1.5. Training Data 및 Test 데이터 분리

1.6. featuers(X)와 결과값(y)의 분리

1.7. 2 layers Network 개발

1.8. Backpropatation

1.9. 정확도 확인

1. 입학 가능성 예측

https://github.com/udacity/deep-learning-v2-pytorch/tree/master/intro-neural-networks/student-admissions

여기 있는 코드를 분석하는 내용이다.

여기서 배울 수 있는 것은

csv 파일 로딩
matplotlib를 이용한 그래프 표현
Panda를 이용한 One Hot Coding
Data 전처리 및 Scaling 변화
전처리 Data 및 Test 데이터 분리
featuers(X)와 결과값(y)의 분리
2 layers Network 개발
Backpropatation
정확도 확인

이다.

개인적으로 해당 코드를 보면서 분석한 내용을 붙여 넣는다.

1.1. csv 파일 로딩

import pandas as pd
import numpy as np

# Reading the csv file into a pandas DataFrame
data = pd.read_csv('student_data.csv')

# Printing out the first 10 rows of our data
data[:10]python

csv파일에서 아래와 같은 형상의 데이터를 갖어온다.

admit는 1은 통과 0은 불합격이다.

gre시험 점수, gpa는 학점점수, rank는 Class 수준(1~4)을 분리했다.

1.2. matplotlib를 이용한 그래프 표현

# Importing matplotlib
import matplotlib.pyplot as plt

# Function to help us plot
def plot_points(data):
    X = np.array(data[["gre","gpa"]])
    y = np.array(data["admit"])
    admitted = X[np.argwhere(y==1)]
    rejected = X[np.argwhere(y==0)]
    plt.scatter([s[0][0] for s in rejected], [s[0][1] for s in rejected], s = 25, color = 'red', edgecolor = 'k')
    plt.scatter([s[0][0] for s in admitted], [s[0][1] for s in admitted], s = 25, color = 'cyan', edgecolor = 'k')
    plt.xlabel('Test (GRE)')
    plt.ylabel('Grades (GPA)')
    
# Plotting the points
plot_points(data)
plt.show()python

위에서 불러온 데이터를 이용해서,

X는 입력값, Y는 결과값(admit)으로 Array를 나누었다.

이중에 Y가 1인 합격자 Array 입력값과 0인 불합격 Array 입력값을 분리해서,

$x_1$ 은 gre축 $x_2$ 는 gpa 축으로 분리한 그래프에 합격은 cyan 불합격은 red로 해서 그래프를 그린다.

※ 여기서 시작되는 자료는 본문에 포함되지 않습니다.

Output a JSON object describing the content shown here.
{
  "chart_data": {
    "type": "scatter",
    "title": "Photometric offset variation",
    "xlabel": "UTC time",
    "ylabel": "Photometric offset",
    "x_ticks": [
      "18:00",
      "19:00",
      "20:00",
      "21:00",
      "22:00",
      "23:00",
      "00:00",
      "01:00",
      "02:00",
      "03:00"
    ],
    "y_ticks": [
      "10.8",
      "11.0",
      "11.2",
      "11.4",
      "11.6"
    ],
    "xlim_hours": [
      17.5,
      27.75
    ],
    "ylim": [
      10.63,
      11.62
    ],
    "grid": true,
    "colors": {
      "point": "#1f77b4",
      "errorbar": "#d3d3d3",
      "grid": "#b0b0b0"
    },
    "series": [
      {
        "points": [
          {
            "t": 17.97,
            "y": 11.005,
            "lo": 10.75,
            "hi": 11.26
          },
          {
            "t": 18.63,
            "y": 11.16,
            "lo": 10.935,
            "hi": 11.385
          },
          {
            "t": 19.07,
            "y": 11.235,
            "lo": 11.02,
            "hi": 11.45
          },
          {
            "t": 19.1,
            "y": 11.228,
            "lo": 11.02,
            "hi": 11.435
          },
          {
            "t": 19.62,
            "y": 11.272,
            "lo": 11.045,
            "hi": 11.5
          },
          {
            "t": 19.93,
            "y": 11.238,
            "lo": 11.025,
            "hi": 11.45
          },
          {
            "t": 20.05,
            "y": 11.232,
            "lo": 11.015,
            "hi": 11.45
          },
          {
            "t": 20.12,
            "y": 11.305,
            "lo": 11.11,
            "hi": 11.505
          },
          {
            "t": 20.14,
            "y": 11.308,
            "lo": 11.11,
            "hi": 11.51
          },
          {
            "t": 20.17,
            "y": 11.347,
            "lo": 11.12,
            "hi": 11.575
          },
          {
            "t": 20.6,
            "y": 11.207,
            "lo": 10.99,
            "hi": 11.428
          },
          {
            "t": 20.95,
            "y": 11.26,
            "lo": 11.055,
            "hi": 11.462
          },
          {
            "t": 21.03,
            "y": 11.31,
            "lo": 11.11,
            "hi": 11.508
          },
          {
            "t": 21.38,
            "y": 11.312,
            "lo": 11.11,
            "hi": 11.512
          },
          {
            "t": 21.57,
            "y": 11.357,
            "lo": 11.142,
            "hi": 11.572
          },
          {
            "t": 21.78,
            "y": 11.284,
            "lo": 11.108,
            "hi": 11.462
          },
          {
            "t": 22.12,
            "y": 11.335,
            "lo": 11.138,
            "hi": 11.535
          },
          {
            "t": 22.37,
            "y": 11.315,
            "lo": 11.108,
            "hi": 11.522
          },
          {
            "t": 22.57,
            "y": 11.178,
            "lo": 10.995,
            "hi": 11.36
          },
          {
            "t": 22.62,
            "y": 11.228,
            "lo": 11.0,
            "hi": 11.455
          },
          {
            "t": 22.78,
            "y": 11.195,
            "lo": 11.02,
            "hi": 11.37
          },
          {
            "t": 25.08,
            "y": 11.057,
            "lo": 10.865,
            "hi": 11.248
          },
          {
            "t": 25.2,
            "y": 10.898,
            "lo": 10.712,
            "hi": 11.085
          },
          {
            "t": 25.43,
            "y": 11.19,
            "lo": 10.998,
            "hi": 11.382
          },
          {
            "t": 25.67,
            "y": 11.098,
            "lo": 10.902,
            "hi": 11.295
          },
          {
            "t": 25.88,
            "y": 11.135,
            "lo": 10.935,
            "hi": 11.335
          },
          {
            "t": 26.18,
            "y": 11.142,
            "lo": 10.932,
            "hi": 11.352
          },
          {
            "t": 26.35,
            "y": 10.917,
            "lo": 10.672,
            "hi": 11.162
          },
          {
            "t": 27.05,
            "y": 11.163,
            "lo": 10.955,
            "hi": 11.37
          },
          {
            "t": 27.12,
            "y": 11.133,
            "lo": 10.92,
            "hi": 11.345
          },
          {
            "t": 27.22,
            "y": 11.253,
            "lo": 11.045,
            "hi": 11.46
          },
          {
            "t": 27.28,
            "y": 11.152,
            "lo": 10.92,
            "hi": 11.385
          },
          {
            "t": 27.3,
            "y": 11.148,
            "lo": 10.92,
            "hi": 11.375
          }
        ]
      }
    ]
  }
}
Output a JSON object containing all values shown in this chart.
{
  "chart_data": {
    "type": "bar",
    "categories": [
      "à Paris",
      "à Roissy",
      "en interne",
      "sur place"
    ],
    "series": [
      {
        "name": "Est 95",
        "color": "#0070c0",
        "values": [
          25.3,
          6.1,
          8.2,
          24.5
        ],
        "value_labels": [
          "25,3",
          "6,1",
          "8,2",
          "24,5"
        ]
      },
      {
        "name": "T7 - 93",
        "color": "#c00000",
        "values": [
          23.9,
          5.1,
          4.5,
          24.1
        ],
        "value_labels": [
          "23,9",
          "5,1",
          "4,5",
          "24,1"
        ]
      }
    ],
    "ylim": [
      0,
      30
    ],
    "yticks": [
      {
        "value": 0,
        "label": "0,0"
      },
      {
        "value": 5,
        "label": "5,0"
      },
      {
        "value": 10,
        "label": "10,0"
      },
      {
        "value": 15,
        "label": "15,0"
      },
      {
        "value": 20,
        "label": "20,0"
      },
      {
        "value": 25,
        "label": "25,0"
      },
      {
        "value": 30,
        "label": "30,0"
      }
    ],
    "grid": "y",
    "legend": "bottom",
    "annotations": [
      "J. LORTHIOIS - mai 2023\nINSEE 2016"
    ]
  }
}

GRE, GPA의 관계로 인한 학생들의 합불 현황을 볼 수 있다.

# Separating the ranks
data_rank1 = data[data["rank"]==1]
data_rank2 = data[data["rank"]==2]
data_rank3 = data[data["rank"]==3]
data_rank4 = data[data["rank"]==4]

# Plotting the graphs
plot_points(data_rank1)
plt.title("Rank 1")
plt.show()
plot_points(data_rank2)
plt.title("Rank 2")
plt.show()
plot_points(data_rank3)
plt.title("Rank 3")
plt.show()
plot_points(data_rank4)
plt.title("Rank 4")
plt.show()python

마지막으로 rank에 따른 Data 분산을 확인 할 수 있도록

입력되는 데이터를 Rank 값에 따른 분리를 통해서 그래프로 확인 가능 하도록 한다.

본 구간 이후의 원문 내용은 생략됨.